Quad play marriage could rival Sprint and cable cos

As the four major cablecos involved in a quadruple play joint venture with Sprint get ready to launch initial services, they may face another rival apart from the incumbent telcos, themselves moving towards quad play with a combination of fiber-to-the-home, IPTV, and their cellular arms.

This will come from the satellite broadcast sector - News Corp's DirecTV, with or without rival Echostar. Its most likely partner to deliver the broadband and return play aspects of the network, the glaring hole in satellite's system, is Clearwire, since the other holder of US national broadband wireless spectrum, Sprint, is already spoken for, and the other 3G players are telco-controlled.

A deal between News Corp and Clearwire, long rumoured, looks increasingly probable as the former's chairman, Rupert Murdoch, drops heavy hints of near term broadband wireless activities and initial investments up to $1bn.

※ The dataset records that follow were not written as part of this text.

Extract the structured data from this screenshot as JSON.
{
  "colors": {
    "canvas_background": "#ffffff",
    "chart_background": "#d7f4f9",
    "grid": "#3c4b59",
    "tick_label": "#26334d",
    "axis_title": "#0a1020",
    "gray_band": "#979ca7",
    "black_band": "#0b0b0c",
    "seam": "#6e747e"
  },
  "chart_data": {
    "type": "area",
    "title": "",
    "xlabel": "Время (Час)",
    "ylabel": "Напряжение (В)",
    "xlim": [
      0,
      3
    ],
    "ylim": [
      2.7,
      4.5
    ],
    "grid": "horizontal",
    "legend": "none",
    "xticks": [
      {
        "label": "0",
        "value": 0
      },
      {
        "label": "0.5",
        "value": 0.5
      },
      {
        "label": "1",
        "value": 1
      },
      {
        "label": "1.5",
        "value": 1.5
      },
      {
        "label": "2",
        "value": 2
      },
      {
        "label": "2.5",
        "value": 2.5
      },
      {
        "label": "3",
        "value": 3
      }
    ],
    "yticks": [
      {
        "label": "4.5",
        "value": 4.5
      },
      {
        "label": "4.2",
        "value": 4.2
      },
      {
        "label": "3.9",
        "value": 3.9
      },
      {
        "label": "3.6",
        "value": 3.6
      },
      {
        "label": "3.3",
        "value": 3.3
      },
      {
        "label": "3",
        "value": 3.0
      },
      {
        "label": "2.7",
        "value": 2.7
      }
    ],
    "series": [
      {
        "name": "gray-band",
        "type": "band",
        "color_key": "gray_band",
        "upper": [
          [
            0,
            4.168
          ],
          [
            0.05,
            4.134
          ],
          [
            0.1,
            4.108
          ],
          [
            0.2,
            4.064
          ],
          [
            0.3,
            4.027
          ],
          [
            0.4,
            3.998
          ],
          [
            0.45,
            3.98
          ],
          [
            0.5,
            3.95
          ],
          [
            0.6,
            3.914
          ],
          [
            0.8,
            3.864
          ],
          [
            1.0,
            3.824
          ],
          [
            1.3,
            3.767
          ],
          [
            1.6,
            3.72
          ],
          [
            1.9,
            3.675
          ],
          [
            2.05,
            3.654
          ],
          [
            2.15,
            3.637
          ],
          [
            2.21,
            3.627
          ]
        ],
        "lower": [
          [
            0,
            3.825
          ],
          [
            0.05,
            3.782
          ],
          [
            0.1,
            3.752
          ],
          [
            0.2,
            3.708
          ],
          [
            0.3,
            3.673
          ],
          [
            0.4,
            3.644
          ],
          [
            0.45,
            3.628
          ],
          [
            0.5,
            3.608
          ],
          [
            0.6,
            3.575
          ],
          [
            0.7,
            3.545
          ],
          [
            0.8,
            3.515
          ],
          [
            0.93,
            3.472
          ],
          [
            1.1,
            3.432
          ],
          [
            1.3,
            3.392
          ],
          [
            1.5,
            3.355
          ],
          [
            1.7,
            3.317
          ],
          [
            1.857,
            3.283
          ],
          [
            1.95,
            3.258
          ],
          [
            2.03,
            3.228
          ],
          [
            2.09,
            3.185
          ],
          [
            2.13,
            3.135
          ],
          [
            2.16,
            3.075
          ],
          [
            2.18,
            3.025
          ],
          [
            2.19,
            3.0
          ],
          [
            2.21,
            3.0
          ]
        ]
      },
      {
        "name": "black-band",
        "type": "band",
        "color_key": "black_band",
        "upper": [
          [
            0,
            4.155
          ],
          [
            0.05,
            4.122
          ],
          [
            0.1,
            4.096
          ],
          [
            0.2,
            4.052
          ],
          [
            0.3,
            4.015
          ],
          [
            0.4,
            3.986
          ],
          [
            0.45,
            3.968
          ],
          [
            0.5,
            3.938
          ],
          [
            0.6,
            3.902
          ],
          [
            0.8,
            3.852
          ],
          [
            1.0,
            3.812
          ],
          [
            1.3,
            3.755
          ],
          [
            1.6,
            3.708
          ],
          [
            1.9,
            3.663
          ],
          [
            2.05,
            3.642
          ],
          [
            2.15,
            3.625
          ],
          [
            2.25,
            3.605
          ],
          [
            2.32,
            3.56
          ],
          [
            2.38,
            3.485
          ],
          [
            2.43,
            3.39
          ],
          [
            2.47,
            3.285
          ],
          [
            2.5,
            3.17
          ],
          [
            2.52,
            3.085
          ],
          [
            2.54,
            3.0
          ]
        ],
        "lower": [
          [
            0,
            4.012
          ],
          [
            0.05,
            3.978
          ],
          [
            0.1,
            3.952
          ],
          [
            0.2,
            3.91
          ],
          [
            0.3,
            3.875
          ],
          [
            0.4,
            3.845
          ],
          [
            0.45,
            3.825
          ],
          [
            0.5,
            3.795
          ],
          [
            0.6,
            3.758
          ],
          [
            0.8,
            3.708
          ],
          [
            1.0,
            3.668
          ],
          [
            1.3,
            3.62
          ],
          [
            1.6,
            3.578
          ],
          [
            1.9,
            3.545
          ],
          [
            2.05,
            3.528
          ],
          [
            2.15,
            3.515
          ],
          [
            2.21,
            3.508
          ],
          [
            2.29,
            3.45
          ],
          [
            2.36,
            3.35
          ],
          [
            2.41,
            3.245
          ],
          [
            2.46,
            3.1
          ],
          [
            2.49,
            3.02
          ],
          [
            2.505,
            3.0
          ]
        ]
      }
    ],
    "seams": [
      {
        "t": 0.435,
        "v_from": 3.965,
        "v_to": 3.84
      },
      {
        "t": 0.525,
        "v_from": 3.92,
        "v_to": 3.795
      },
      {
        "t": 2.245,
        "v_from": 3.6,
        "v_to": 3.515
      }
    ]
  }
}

News of such a partnership could steal a little thunder from the imminent announcement of Sprint Nextel's choice of supplier for its own broadband wireless build-out in 2.5GHz, the most closely watched award of the year because of its critical importance to the future fortunes of all four main bidders (Motorola, Qualcomm, Samsung and IPWireless).

Of these, Motorola has a lot to lose, since Nextel is its largest customer with the legacy IDEN network, but can also win on more fronts because of its rapidly developing business in integrated quad play equipment, which draws together its handsets, networks and set-top boxes, using multiple protocols if necessary.

This could make Motorola a key supplier to the Cableco-Sprint combination even if it does not get the infrastructure deal, as well as an almost certain vendor to a DirecTV-Clearwire alliance, since it has already taken a stake in the latter and Motorola was one of the earliest majors clearly to state the case for broadband wireless as a quad play platform, and to stake a significant part of its growth strategy on the convergence of various broadband technologies to deliver ubiquitous access and content.

The coming months will be critical in deciding how far the company can cash in on its vision in its native market, with all the key operators behind the US shift to convergence poised to make major partnership decisions.

Motorola has already paid $300m to buy a stake in operator Clearwire and ensure that company's national roll-out is WiMAX-based, and that investment could yield significant dividends should current talks between Clearwire and News Corporation's US satellite TV arm DirecTV bear fruit.

In addition, breath remains bated at Motorola in anticipation of Sprint Nextel's decision about which equipment to use in its hefty swathe of 2.5GHz spectrum, with Motorola WiMAX being one of the options.